Hello All...

Been searching for awhile in the archives and on the 'net for an answer, 
but not really finding one, just bits and pieces. Perhaps someone here can 
help me pull together what's going on.

I have a complex directive which is using scope: true.  It's actually the 
ng-grid latest 2.x version that I'm trying to write cleanup code for, since 
it just is leaking memory like crazy, and our app is "stuck" with it for 
now. Here's the plunk that demos the problem 
<http://plnkr.co/edit/BMoCp4sRcdq6KgguvqGz>. When you click through the 
grid and check the heap snapshots afterwards, you'll see several 
"unattached" ngGrid objects. These are only held down by listeners on the 
directive's scope.

When I'm changing states (using ui.route latest) by clicking through the 
multple grids (states), the grid directive's scope IS getting the $destroy 
event. The handler is working. However, the scope itself is NOT getting 
$destroy() called on it.  I see in the heap snapshot that the directive's 
scope is still holding onto elements via $$listeners.  Also, 
scope.$$destroyed is not set.

However, scope._prototype_ *IS* destroyed.  And because it is, I can't even 
call $scope.$destroy from the directive's $on-$destroy handler, since the 
proto's $destroy() call changed the definition of $destroy to noop.
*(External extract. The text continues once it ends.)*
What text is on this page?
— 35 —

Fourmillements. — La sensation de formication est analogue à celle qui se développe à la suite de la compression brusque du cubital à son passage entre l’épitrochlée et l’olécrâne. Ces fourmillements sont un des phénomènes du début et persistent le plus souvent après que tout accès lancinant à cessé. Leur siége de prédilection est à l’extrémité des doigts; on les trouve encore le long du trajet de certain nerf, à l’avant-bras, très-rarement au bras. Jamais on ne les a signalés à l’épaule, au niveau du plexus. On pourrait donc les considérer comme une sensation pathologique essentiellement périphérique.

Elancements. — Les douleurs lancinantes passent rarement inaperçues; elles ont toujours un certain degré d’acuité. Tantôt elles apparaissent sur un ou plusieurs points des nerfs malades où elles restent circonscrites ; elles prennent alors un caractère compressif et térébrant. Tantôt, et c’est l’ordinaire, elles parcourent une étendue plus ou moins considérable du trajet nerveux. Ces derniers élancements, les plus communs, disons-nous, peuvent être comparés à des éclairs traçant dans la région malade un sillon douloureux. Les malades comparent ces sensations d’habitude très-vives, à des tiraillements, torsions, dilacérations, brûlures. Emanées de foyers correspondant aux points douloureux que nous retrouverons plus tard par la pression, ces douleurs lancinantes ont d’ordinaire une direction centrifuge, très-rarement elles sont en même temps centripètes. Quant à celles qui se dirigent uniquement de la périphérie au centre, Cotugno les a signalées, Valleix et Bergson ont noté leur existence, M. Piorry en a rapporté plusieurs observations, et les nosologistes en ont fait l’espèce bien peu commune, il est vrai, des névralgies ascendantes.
Setting scope.$$listeners = {} with a $timeout of 2000 (to give time for 
the directive to finish cleaning up in my on-$destroy listener seems to 
work , but it feels wrong to munge with the internals, and sometimes it's 
not long enough for the browser to finish the cleanup.  It's just a 
work-around/kludge.

*So what is preventing my directive's scope from getting $destroy() 
automatically called on it? *

At first, I thought it was because we use scope: true in the directive 
options, since the proto scope seems to have been destroyed. So I wrote a 
plunk to try that theory out. <http://plnkr.co/edit/ucqlRC> But with this 
plunk, the directive's scope is properly destroyed and no objects are 
leaked. Very surprising, actually. But I don't use the same view nesting I 
have in the first plunk; however I doubt that's it.  Controller scope still 
gets wiped when the views change. I still have a watcher on an internal 
object. So I would think I'd see a similar dynamic. But it appears that 
$destroy is really called on that internal scope.

Any ideas about what would prevent a directive scope from getting 
$destroy() called on it? IT seems related to the scope: true bit, but I 
can't quite grok Angular internals enough to say why.